Maersk Oil uses nanaCT scanner in Al Shaheen

Technology will help to understand complex field in Qatar

Maersk has utilised the new technology.
Maersk has utilised the new technology.

Maersk Oil has installed the Middle East's first nanoCT scanner with nanometre-scale resolution in Qatar.

The firm said it will further enhance its unique understanding of one of the world's most complex offshore oilfields of its type.

The scanner will produce high resolution 3D images of the carbonate reservoir rocks in Qatar's Al Shaheen field, allowing Maersk Oil Qatar ( MOQ ) scientists and engineers to better understand and predict reservoir properties.
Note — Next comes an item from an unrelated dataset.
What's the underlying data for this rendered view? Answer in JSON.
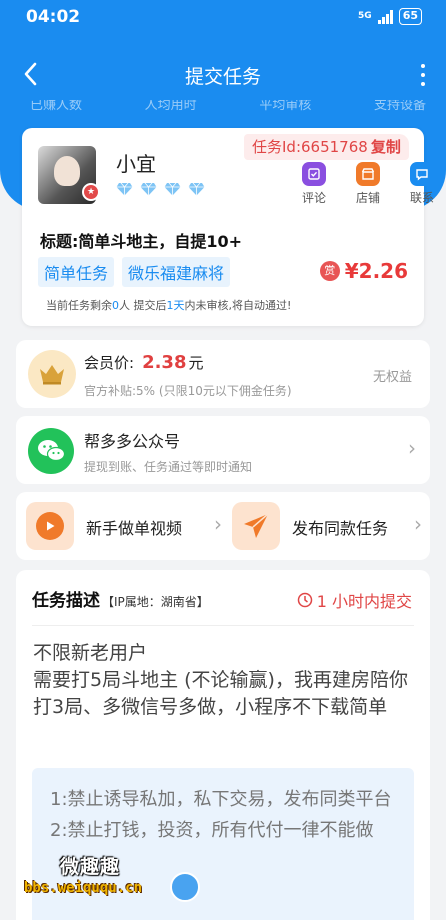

Together with the Australian National University, MOQ has developed a nanoCT scanner that combines nanometer resolution with sample sizes that are needed to understand fluid flow in reservoir rocks.
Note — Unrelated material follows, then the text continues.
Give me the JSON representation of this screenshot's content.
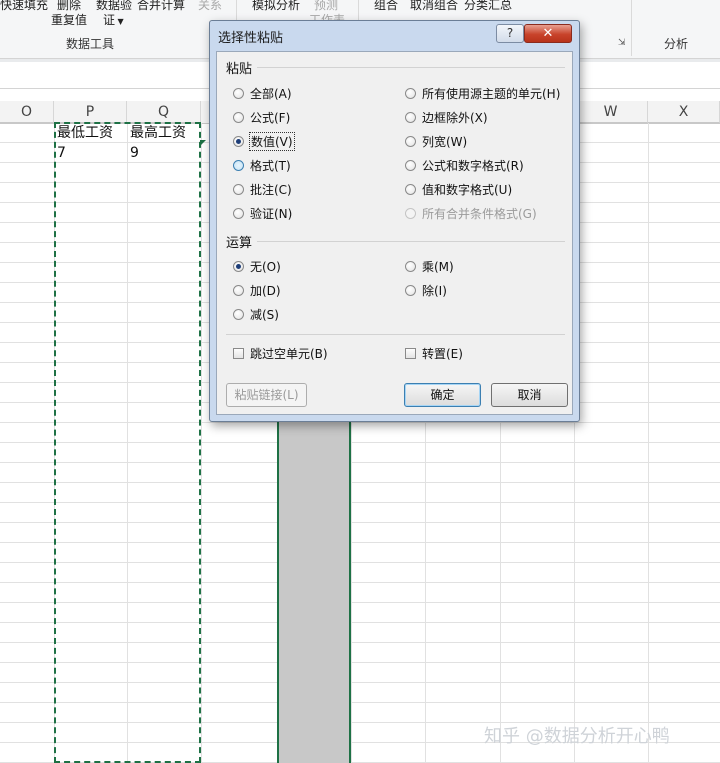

Lewis Affleck, managing director, MOQ said: “Working closely with our partner Qatar Petroleum, Maersk Oil has gained a unique understanding of the Al Shaheen field.

“The development of a new nanoCT scanner is a world-class technology solution that further strengthens our applied research and technology development efforts and our commitment to safely and efficiently unlocking the Al Shaheen oilfield and delivering the greatest value to Qatar.”

Until now, commercially available technology has only been able to provide high resolution imaging for very small sample sizes.

Such small samples do not resemble actual rock samples close enough to mimic reservoir scale rock fabrics. The new nanoCT scanner has a resolution of one billionth of a metre (one nanometre) and can be applied to samples that are 40 times larger than normal, making studies of real-world problems possible.

To put this degree of resolution into context, atoms and molecules are measured in nanometres - a water molecule is actually less than one nanometre in size, whereas a human hair is about 100,000 nanometres in diameter.